Station de radio attaquée, reporter et caméraman arrêtés, journaliste agressé… En seulement deux semaines, Reporters sans frontières (RSF) a recensé plusieurs graves atteintes à la liberté de la presse. Notre organisation appelle les autorités à réagir et à garantir la sécurité des journalistes dans le pays.
Cela fait quatre jours que la radio Benya FM n’émet plus. Dans la soirée du 16 mai 2022, trois individus non identifiés ont fait irruption dans les locaux de cette station basée dans la ville côtière d’Elmina, à 150 kilomètres d’Accra, la capitale ghanéenne, et ont agressé l’animateur de l’émission en cours, Osofo Blessing et son producteur, Nana Gyefo. Les assaillants leur ont assené plusieurs coups de pied et coups de poing, avant de détruire les équipements de la radio.
Contacté par RSF, le directeur des programmes de la station, Usman Kwaku Dawood, a déclaré que les attaquants étaient des militants du parti au pouvoir, le Nouveau Parti Patriotique (NPP). Ils seraient mécontents de la couverture, par certaines émissions, de sujets tels que les mauvaises pratiques du gouvernement dans l’industrie de la pêche régionale. La police a ouvert une enquête à la suite des demandes du ministère de l’Information, qui a condamné l’agression dans un communiqué rendu public le 18 mai, et a arrêté les trois suspects. Entendus au tribunal ce vendredi 20 mai, ils ont été libérés sous caution. Une prochaine audience aura lieu le 28 juin 2022.
Plus tôt dans le mois, le 2 mai, le journaliste Prince Acquah, travaillant pour l’agence de presse Ghana News Agency (GNA), a également été agressé par des partisans du NPP à Ajumako, au Sud du pays. Il a été pris à partie alors qu’il filmait une altercation entre plusieurs militants de ce parti. Ses agresseurs l’ont accusé d’être un membre du parti adverse, le Congrès démocratique national (NDC), avant de le pousser à terre. Une enquête a également été ouverte.
«Ces exactions à répétition à l’encontre des journalistes ou de leurs médias relèvent de la persécution, déclare Sadibou Marong, le directeur du bureau Afrique de l’Ouest de RSF. Lors de la publication du Classement mondial de la liberté de la presse établi par RSF, où le Ghana a connu une chute de 30 places par rapport à l’année précédente, le gouvernement s’était engagé à faire des efforts dans la promotion d’une presse libre. Les autorités doivent maintenant réagir et assurer comme annoncé l’exercice d’un journalisme libre et sécurisé sur tout le territoire.»
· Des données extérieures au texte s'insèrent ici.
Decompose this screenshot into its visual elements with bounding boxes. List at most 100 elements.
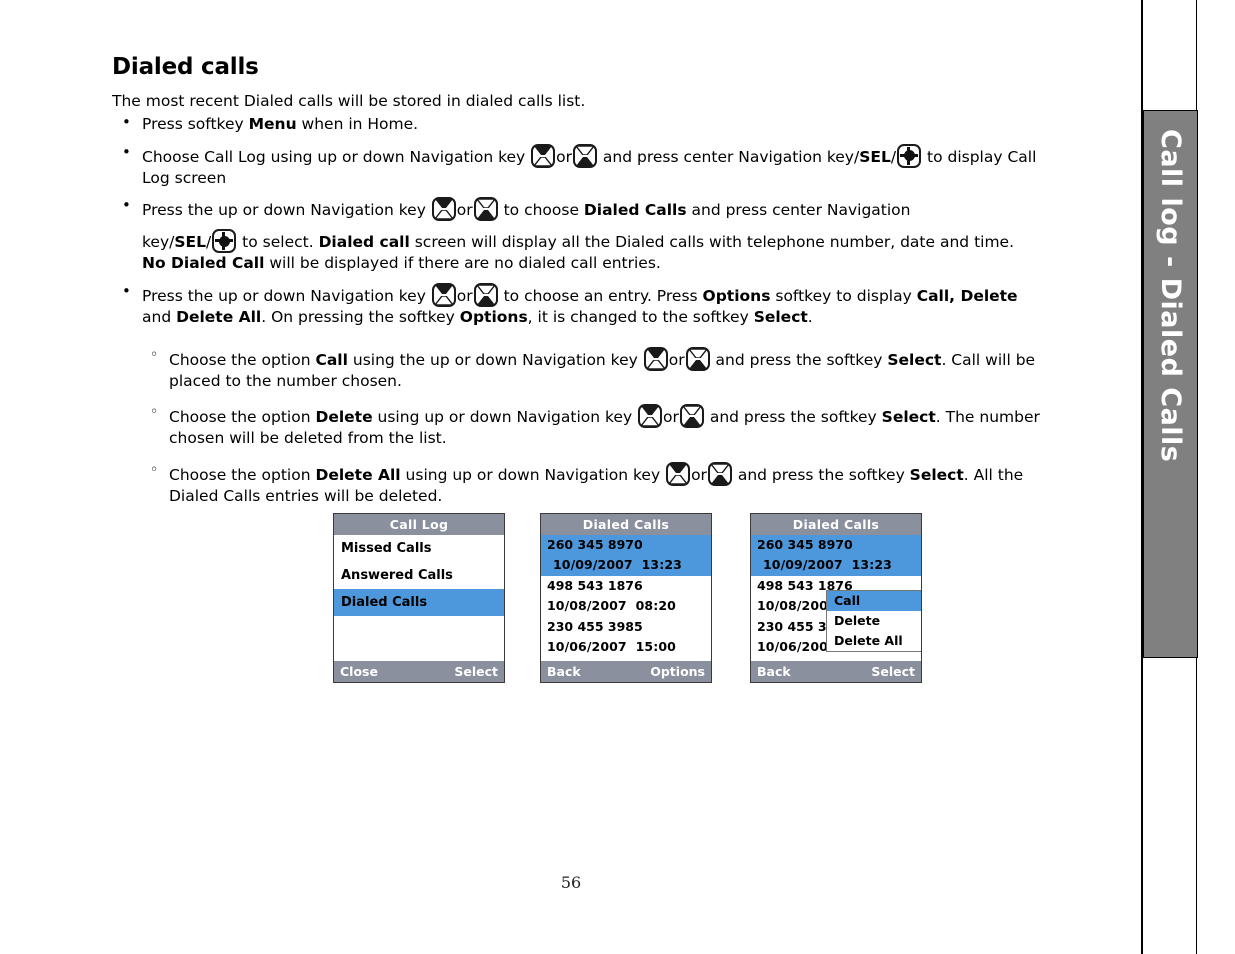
navigation-key-up-icon (531, 143, 556, 168)
conjunction-or: or (456, 286, 473, 305)
navigation-key-down-icon (473, 197, 498, 222)
popup-item-delete-all[interactable]: Delete All (827, 631, 921, 651)
screen-title: Dialed Calls (541, 514, 711, 535)
navigation-key-up-icon (643, 347, 668, 372)
popup-item-delete[interactable]: Delete (827, 611, 921, 631)
step-text: to select. (237, 233, 319, 252)
instruction-list: Press softkey Menu when in Home. Choose … (112, 113, 1042, 327)
softkey-left[interactable]: Back (547, 661, 581, 682)
navigation-key-down-icon (473, 282, 498, 307)
step-emphasis: Options (459, 307, 528, 326)
screen-title: Call Log (334, 514, 504, 535)
navigation-key-down-icon (573, 143, 597, 168)
conjunction-or: or (456, 201, 473, 220)
intro-paragraph: The most recent Dialed calls will be sto… (112, 92, 586, 111)
list-item: Choose the option Delete All using up or… (112, 461, 1042, 506)
softkey-left[interactable]: Back (757, 661, 791, 682)
step-text: using up or down Navigation key (400, 465, 666, 484)
step-text: Press softkey (142, 115, 249, 134)
step-emphasis: Options (702, 286, 771, 305)
step-emphasis: Select (909, 465, 964, 484)
step-text: softkey to display (770, 286, 917, 305)
step-text: . On pressing the softkey (261, 307, 460, 326)
conjunction-or: or (691, 465, 707, 484)
step-text: , it is changed to the softkey (527, 307, 754, 326)
call-datetime: 10/09/2007 13:23 (763, 557, 892, 572)
phone-screen-figures: Call Log Missed Calls Answered Calls Dia… (0, 513, 1142, 693)
list-item: Press softkey Menu when in Home. (112, 113, 1042, 134)
softkey-right[interactable]: Select (454, 661, 498, 682)
list-item: Press the up or down Navigation key or t… (112, 196, 1042, 273)
option-list: Choose the option Call using the up or d… (112, 346, 1042, 506)
step-text: . (807, 307, 813, 326)
phone-screen-call-log: Call Log Missed Calls Answered Calls Dia… (333, 513, 505, 683)
call-datetime: 10/06/2007 15:00 (547, 639, 676, 654)
step-text: Choose the option (169, 465, 316, 484)
step-emphasis: Delete All (315, 465, 401, 484)
call-number: 498 543 1876 (547, 578, 643, 593)
list-item: Choose Call Log using up or down Navigat… (112, 143, 1042, 188)
softkey-bar: Back Select (751, 661, 921, 682)
step-text: Choose the option (169, 408, 316, 427)
list-item[interactable]: Missed Calls (334, 535, 504, 562)
navigation-key-center-icon (897, 143, 922, 168)
screen-body: 260 345 8970 10/09/2007 13:23 498 543 18… (751, 535, 921, 662)
step-text: will be displayed if there are no dialed… (264, 254, 661, 273)
step-text: Press the up or down Navigation key (142, 286, 431, 305)
list-item-selected[interactable]: Dialed Calls (334, 589, 504, 616)
call-entry[interactable]: 498 543 1876 10/08/2007 08:20 (541, 576, 711, 617)
list-item: Choose the option Delete using up or dow… (112, 403, 1042, 448)
step-text: using the up or down Navigation key (347, 351, 643, 370)
phone-screen-dialed-calls: Dialed Calls 260 345 8970 10/09/2007 13:… (540, 513, 712, 683)
call-number: 260 345 8970 (757, 537, 853, 552)
step-text: and press center Navigation key/ (598, 147, 860, 166)
navigation-key-up-icon (431, 282, 456, 307)
conjunction-or: or (556, 147, 572, 166)
step-text: when in Home. (296, 115, 419, 134)
softkey-right[interactable]: Select (871, 661, 915, 682)
softkey-right[interactable]: Options (650, 661, 705, 682)
step-text: and (142, 307, 177, 326)
screen-title: Dialed Calls (751, 514, 921, 535)
list-item: Choose the option Call using the up or d… (112, 346, 1042, 391)
step-emphasis: Dialed call (318, 233, 410, 252)
softkey-bar: Back Options (541, 661, 711, 682)
popup-item-call[interactable]: Call (827, 591, 921, 611)
step-text: to choose an entry. Press (498, 286, 703, 305)
step-continuation: key/SEL/ to select. Dialed call screen w… (142, 229, 1042, 273)
call-number: 260 345 8970 (547, 537, 643, 552)
step-text: and press the softkey (732, 465, 910, 484)
navigation-key-down-icon (707, 461, 732, 486)
step-emphasis: Call, Delete (916, 286, 1018, 305)
list-item[interactable]: Answered Calls (334, 562, 504, 589)
page-number: 56 (560, 873, 582, 892)
conjunction-or: or (663, 408, 679, 427)
step-text: screen will display all the Dialed calls… (409, 233, 1015, 252)
navigation-key-up-icon (638, 404, 663, 429)
phone-screen-dialed-calls-options: Dialed Calls 260 345 8970 10/09/2007 13:… (750, 513, 922, 683)
step-text: Choose Call Log using up or down Navigat… (142, 147, 531, 166)
step-emphasis: Delete All (176, 307, 262, 326)
call-entry-selected[interactable]: 260 345 8970 10/09/2007 13:23 (751, 535, 921, 576)
call-number: 230 455 3985 (547, 619, 643, 634)
step-text: and press the softkey (704, 408, 882, 427)
step-text: / (206, 233, 212, 252)
step-emphasis: SEL (859, 147, 891, 166)
step-text: / (890, 147, 897, 166)
conjunction-or: or (668, 351, 685, 370)
navigation-key-up-icon (431, 197, 456, 222)
step-text: key/ (142, 233, 175, 252)
list-item: Press the up or down Navigation key or t… (112, 282, 1042, 327)
step-emphasis: SEL (174, 233, 206, 252)
softkey-left[interactable]: Close (340, 661, 378, 682)
call-entry-selected[interactable]: 260 345 8970 10/09/2007 13:23 (541, 535, 711, 576)
call-datetime: 10/08/2007 08:20 (547, 598, 676, 613)
document-body: Dialed calls The most recent Dialed call… (112, 0, 1042, 506)
section-tab: Call log - Dialed Calls (1143, 110, 1198, 658)
step-emphasis: Call (315, 351, 348, 370)
step-emphasis: Dialed Calls (583, 201, 687, 220)
options-popup-menu: Call Delete Delete All (826, 590, 921, 652)
call-entry[interactable]: 230 455 3985 10/06/2007 15:00 (541, 617, 711, 658)
step-text: to choose (498, 201, 584, 220)
navigation-key-up-icon (666, 461, 691, 486)
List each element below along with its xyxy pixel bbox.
Les attaques à l’encontre de la presse se multiplient au Ghana. La dernière atteinte en date concerne deux journalistes de Metro TV. Le 17 mai, le reporter Derrick Adotey et son caméraman, ont été arrêtés puis détenus au commissariat d’East-Legon situé à Accra, après avoir filmé l’acte d’accusation d’un activiste récemment arrêté, Oliver Mawusi Barker-Vormawo. Ils ont été libérés dans la journée.
En février dernier, notre organisation s’inquiétait de cette hausse des atteintes à la liberté de la presse, alors que trois journalistes avaient été détenus en l’espace de huit jours, et qu’un autre avait été très violemment agressé. C’est, en outre, la deuxième fois en quatre mois qu’une station de radio est attaquée au Ghana : en janvier, une douzaine d’individus masqués et armés ont pris d’assaut les locaux de la radio communautaire Ada, ont agressé deux de ses journalistes et vandalisé du matériel.
Depuis le début de l’année 2022, RSF a recensé 14 exactions perpétrées à l’encontre des journalistes et des médias, dont 5 interpellations ou arrestations et 9 cas de brutalité envers des journalistes.
Le Ghana occupe désormais la 60e place au Classement mondial de la liberté de la presse, contre la 30e place en 2021. Il s’agit de son plus mauvais classement depuis presque vingt ans. En réaction, le ministre de l’Information, Kojo Oppong Nkrumah, avait témoigné de sa volonté de persévérer dans la promotion de la liberté de la presse et la sécurité des journalistes.